Back home at last! While I was away, the Sarracenia went mad putting up their pitchers. They look stunning now, a veritable riot of colour. The only crappy thing this season – Canberra had in incredibly windy October, with 21 days of the last month having maximum wind gusts over 40 km/h. In fact, 14 of these days had wind gusting over 50 km/h. The result – lots of aborted and deformed pitchers. Interestingly, the plants in the biggest pots were much less affected than plants in smaller pots. I wonder if the larger root surface area allowed the plants in bigger pots to be more tolerant of the wind?

FRT 1-1

Sarracenia flava var. atropurpurea “FRT 1-1”. This is the tallest plant this year, standing head and shoulders above all rest. This clone has some introgression from S. leucophylla, but is nonetheless magnificent. I really do love this plant…

Son of FRT 1-1

Sarracenia flava var. atropurpurea “Son of FRT 1-1”. Gotcha! Plants bred out this lovely flava var. atropurpurea from a cross with an unspecified flava var. rubricorpora some years ago, and it never fails to look beautiful. This pitcher opened a few days ago, with the second opening yesterday. Sadly, the wind this year has trashed a lot of the opening pitchers, although in this case the plant has responded by reducing the size of the pitchers – they were easily 200 mm (8”) taller last year.

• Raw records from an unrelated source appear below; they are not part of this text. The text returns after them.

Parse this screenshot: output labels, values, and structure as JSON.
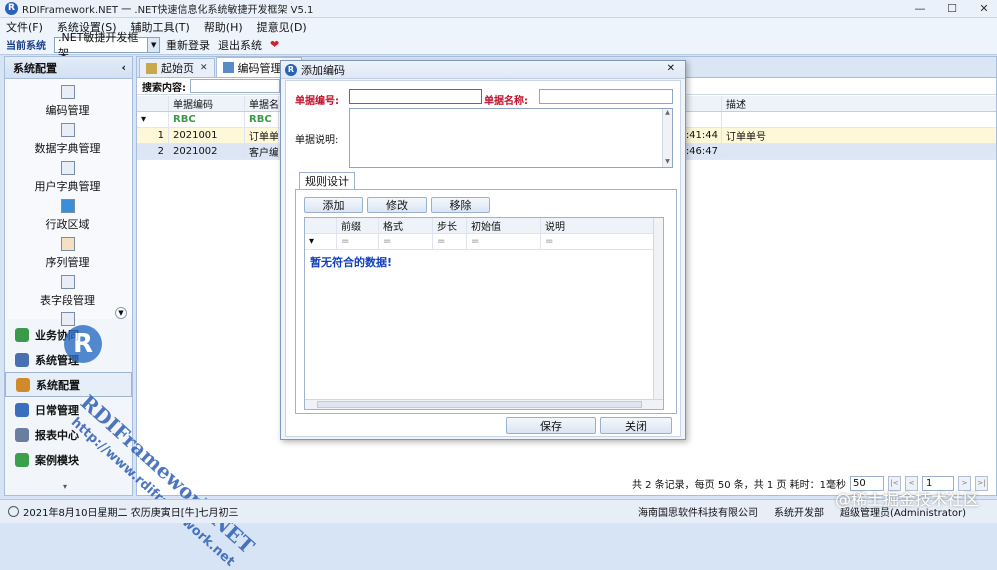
{
  "window": {
    "title": "RDIFramework.NET 一 .NET快速信息化系统敏捷开发框架 V5.1",
    "app_icon": "R",
    "controls": [
      "—",
      "☐",
      "✕"
    ]
  },
  "menu": [
    "文件(F)",
    "系统设置(S)",
    "辅助工具(T)",
    "帮助(H)",
    "提意见(D)"
  ],
  "sysbar": {
    "label": "当前系统",
    "current": ".NET敏捷开发框架",
    "relogin": "重新登录",
    "exit": "退出系统",
    "heart": "❤"
  },
  "left_panel": {
    "header": "系统配置",
    "collapse": "‹",
    "icon_items": [
      "编码管理",
      "数据字典管理",
      "用户字典管理",
      "行政区域",
      "序列管理",
      "表字段管理"
    ],
    "nav": [
      {
        "label": "业务协同",
        "color": "#3a9a4a"
      },
      {
        "label": "系统管理",
        "color": "#4a6fb0"
      },
      {
        "label": "系统配置",
        "color": "#d08a2a"
      },
      {
        "label": "日常管理",
        "color": "#3a6fc0"
      },
      {
        "label": "报表中心",
        "color": "#6a7fa0"
      },
      {
        "label": "案例模块",
        "color": "#3aa04a"
      }
    ]
  },
  "tabs": [
    {
      "label": "起始页",
      "close": "✕"
    },
    {
      "label": "编码管理",
      "close": "✕"
    }
  ],
  "search": {
    "label": "搜索内容:"
  },
  "grid": {
    "columns": [
      "",
      "单据编码",
      "单据名称",
      "",
      "描述"
    ],
    "filter_icon": "▾",
    "rows": [
      {
        "num": "1",
        "code": "2021001",
        "name": "订单单号",
        "time": ":41:44",
        "desc": "订单单号"
      },
      {
        "num": "2",
        "code": "2021002",
        "name": "客户编码",
        "time": ":46:47",
        "desc": ""
      }
    ]
  },
  "pager": {
    "summary": "共 2 条记录，每页 50 条，共 1 页 耗时：1毫秒",
    "page_size": "50",
    "page": "1",
    "first": "|<",
    "prev": "<",
    "next": ">",
    "last": ">|"
  },
  "status": {
    "date": "2021年8月10日星期二 农历庚寅日[牛]七月初三",
    "company": "海南国思软件科技有限公司",
    "dept": "系统开发部",
    "user": "超级管理员(Administrator)"
  },
  "watermark": {
    "big": "RDIFramework.NET",
    "small": "http://www.rdiframework.net",
    "logo": "R",
    "site": "@稀土掘金技术社区"
  },
  "dialog": {
    "title": "添加编码",
    "close": "✕",
    "code_label": "单据编号:",
    "name_label": "单据名称:",
    "desc_label": "单据说明:",
    "code_value": "",
    "name_value": "",
    "rule_tab": "规则设计",
    "buttons": {
      "add": "添加",
      "edit": "修改",
      "remove": "移除",
      "save": "保存",
      "close": "关闭"
    },
    "rule_columns": [
      "前缀",
      "格式",
      "步长",
      "初始值",
      "说明"
    ],
    "filter_placeholder": "=",
    "empty_text": "暂无符合的数据!"
  }
}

Speaking of seedlings, here are the results of my first set of crossings. They are all products of Sarracenia flava intra-varietal crosses, so there should be some nice plants result here. I pretty much crossed all clones I had of each variety with every other clone. The all-red seedling is likely a cross between FRT 1-1 and FRT 1-5, two excellent red clones. There is also a sole seedling of flava var. rubricorpora and a couple of flava var. cuprea.

flava rugellii

Sarracenia flava var. rugellii – I brought this clone at a Triffid park open day some years ago. It is one of the finest rugellii clones I’ve come across, with a massive throat patch and a very tight throat.


Sarracenia flava var. rubricorpora “FRT 1”. This is one of the very best var. rubricorpora I have come across, or even read about. It is not a particularly massive clone, but it never fails to produce red pitcher tubes, even if it has been freshly repotted.

tarnok pitcher

Sarracenia leucophylla ‘Tarnok’. This is now the only leucophylla I grow in my collection. I have only just got it back into the collection, as a lot of people who were after this clone managed to extract all my divisions off me in exchange for flava clones I was after. Here is this plant’s flower:


tarnok full beestarnok full

I used to grow most of my Sarracenia in a greenhouse, but this year they were all outside. While the spring winds – which were particularly bad this year – can ruin pitchers, there is a benefit to keeping them under the elements: the pitchers open with the first burst of insects. This year, hoverflies (Syrphidae) were super abundant, and most of the open pitchers are well on their way to being filled. Above are some Tarnok pitchers brim full…

flava cuprea flyflava cuprea

And here is a heavy veined flava var. cuprea from Gotcha! Plants about to nail a Muscoid fly.


The VFTs are also coming back up for another year of snapping insects – this one (and the plant behind) is a clone produced by Peter and Jessica Biddlecombe that they affectionately called red crescent. It was one of the earlier red clones available in Australia, but it seems to almost have disappeared from cultivation following clones like ’Royal Red’, ‘Akai Ryu’ and the Triffid park red clones. I might follow the advice of Carl Mazur over at Zone 6b and produce VFT seeds this year, just to see what I get coming up.

Darlingtonia stolons

And to close off – here are some Darlingtonia coming back from their stolons. I lost all of my large plants last year – they simply rotted out. Fortunately, I had collected some stolon cuttings that had small plants already formed (which are now producing adult leaves), and cut off all the undeveloped stolons far short of where the rot symptoms were present. This photo shows one of these stolons producing new growth. Hopefully, I’ll soon have decent size plants back again soon.